Cosa dovremmo pensare di un Paese, e di un territorio, che affronta (e non risolve) la questione del trasporto pubblico locale a colpi di denunce, cavilli giuridici, ricorsi al Tar? E’ evidente che anche qui, in mancanza di un progetto/piano di azione, e delle risorse per attuarlo, si gioca a ‘scaricabarile’, e ognuno appare interessato più a passare la patata bollente nelle mani di qualcun altro, anzichè provare a cercare soluzioni che non siano “Signori, si chiude”.
L’altro giorno abbiamo ricordato che l’alessandrino ha strade da terzo mondo, e infrastrutture tecnologiche allo stesso livello. Ma ci siamo scordati, appunto, di evidenziare le condizioni moribonde del trasporto locale, da anni in agonia, e sottoposto ad una politica di tagli continui, e di incertezze.
Ogni tanto qualcuno ci prova, qui a casa nostra, ad abbozzare un’ipotesi di possibile ‘piano integrato’ (qui trovate l’analisi di Daniele Coloris, del Pd alessandrino), ma in mancanza di un progetto complessivo sono prediche nel deserto.
Negli ultimi giorni, in particolare, sulla scena mediatica è tornato il caso Atm. Che fino a qualche settimana fa veniva presentata come la partecipata in cui, grazie ad un dialogo trasparente con i sindacati (e alla mediazione dei Moderati, a cui appartengono sia il presidente Gianfranco Cermelli che il vice presidente/amministratore delegato Ezio Bressan), si era riusciti a superare l’emergenza, ricorrendo allo strumento della cassa integrazione per la gran parte dei 228 dipendenti. Francamente troppi, per i servizi erogati alla cittadinanza, ma questo lo sanno benissimo tutti.
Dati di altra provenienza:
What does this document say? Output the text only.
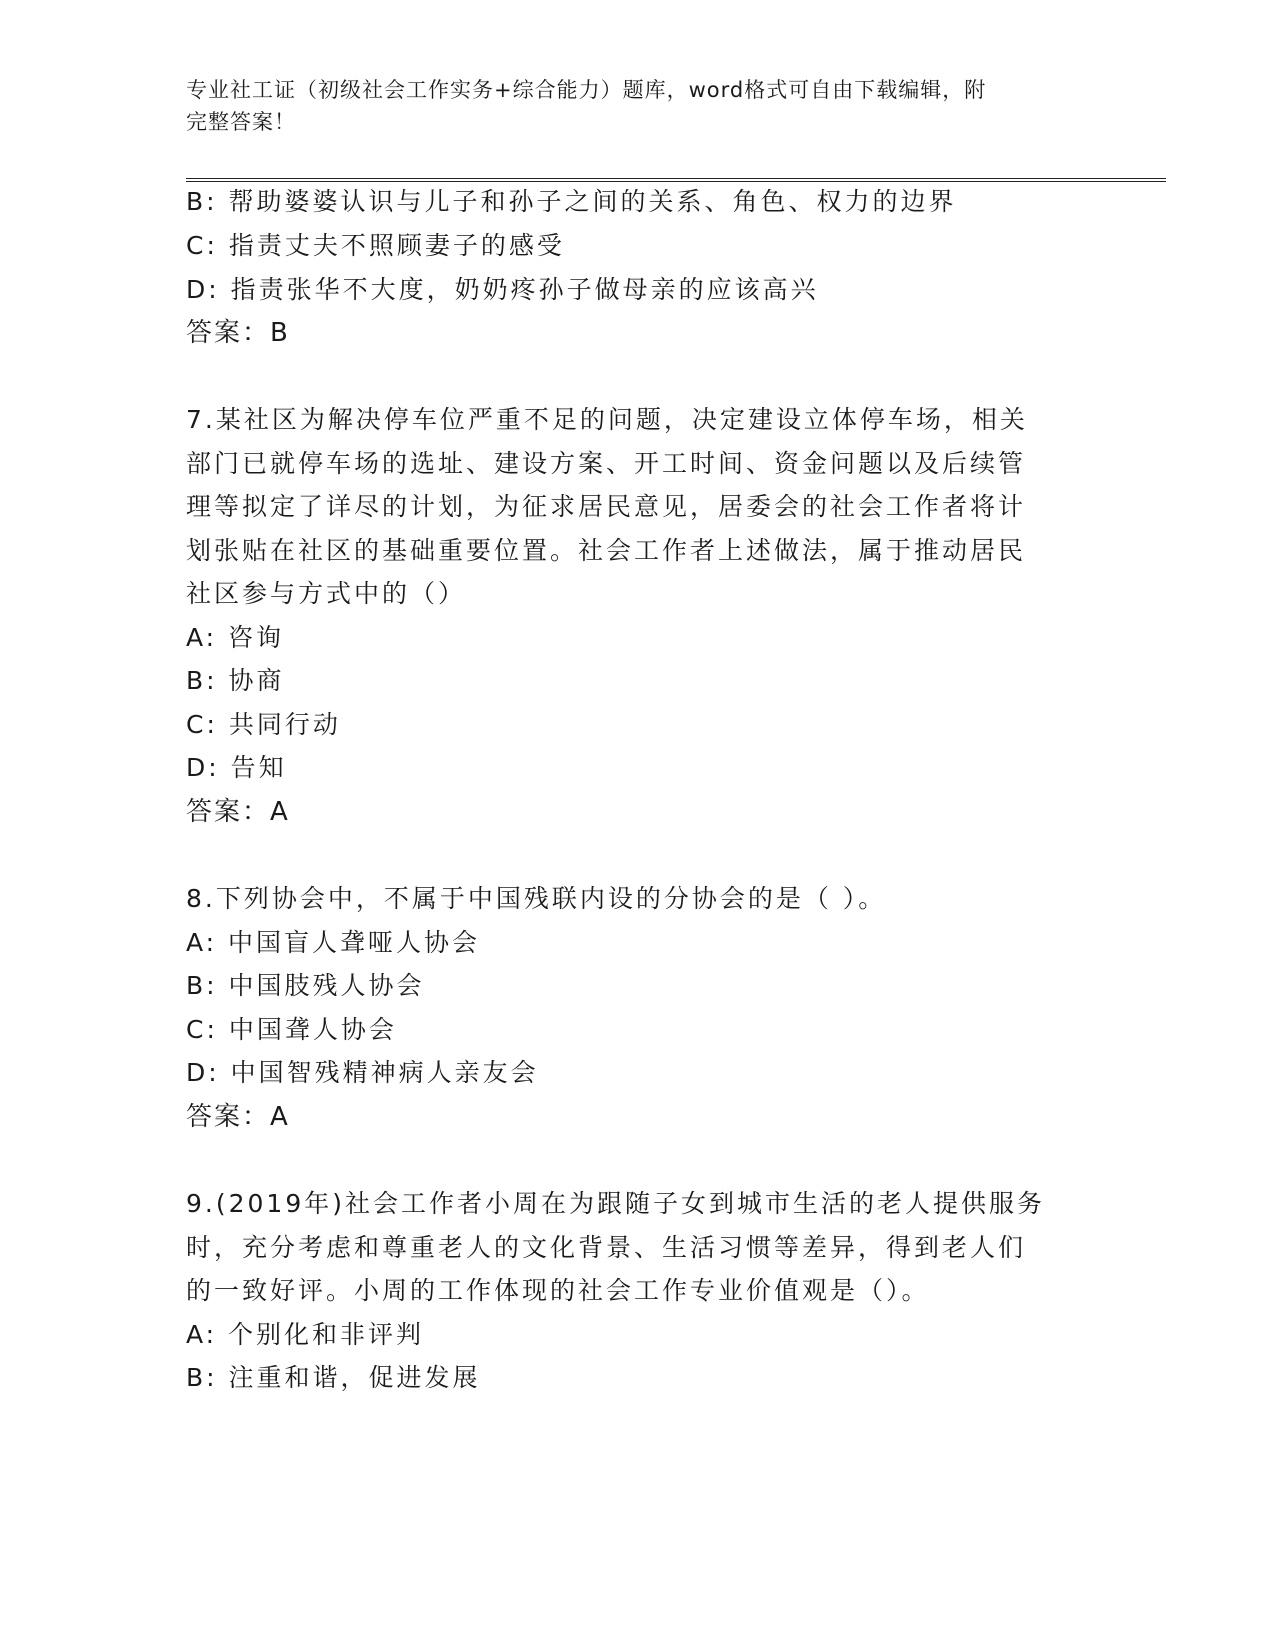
专业社工证（初级社会工作实务+综合能力）题库，word格式可自由下载编辑，附
完整答案！
B: 帮助婆婆认识与儿子和孙子之间的关系、角色、权力的边界
C: 指责丈夫不照顾妻子的感受
D: 指责张华不大度，奶奶疼孙子做母亲的应该高兴
答案：B
7.某社区为解决停车位严重不足的问题，决定建设立体停车场，相关
部门已就停车场的选址、建设方案、开工时间、资金问题以及后续管
理等拟定了详尽的计划，为征求居民意见，居委会的社会工作者将计
划张贴在社区的基础重要位置。社会工作者上述做法，属于推动居民
社区参与方式中的（）
A: 咨询
B: 协商
C: 共同行动
D: 告知
答案：A
8.下列协会中，不属于中国残联内设的分协会的是（ ）。
A: 中国盲人聋哑人协会
B: 中国肢残人协会
C: 中国聋人协会
D: 中国智残精神病人亲友会
答案：A
9.(2019年)社会工作者小周在为跟随子女到城市生活的老人提供服务
时，充分考虑和尊重老人的文化背景、生活习惯等差异，得到老人们
的一致好评。小周的工作体现的社会工作专业价值观是（）。
A: 个别化和非评判
B: 注重和谐，促进发展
Ora, proprio sulle modalità di rinnovo della ‘cassa’ da qui a fine anno, la Cgil ha deciso di ‘puntare i piedi’, rifiutandosi di firmare l’accordo sottoscritto invece da Cisl e Uil, che prevede diverse fasce di ‘cassa’ (da due dipendenti al 100%, fino a 180 al 10%, con alcune soluzioni intermedie).
Potrebbe sembrare questione troppo tecnica, ‘sindacalese’ puro insomma, ma dalle parti della Camera del Lavoro di via Cavour sostengono che non è così, e che si tratta invece di ribadire un principio, quello dell’unità dei lavoratori del trasporto pubblico, che con l’aria che tira (e i tanti tagli e vari ricorsi al Tar di cui parlavamo all’inizio di questa riflessione) a qualcuno potrebbe anche venir presto in mente di mettere in discussione.
Cosa succederà ora? Davvero la Cgil impugnerà l’accordo in tribunale (per mancato rispetto dell’articolo del codice civile sull’equità), e si andrà verso altre forme di protesta, sciopero incluso?
Ma, soprattutto: prima o poi qualcuno (che non possono essere i sindacati, non è il loro ruolo) comincerà davvero a discutere di come ammodernare e potenziare (non chiudere: potenziare) il trasporto pubblico, leva essenziale sia di sviluppo che di civiltà del territorio?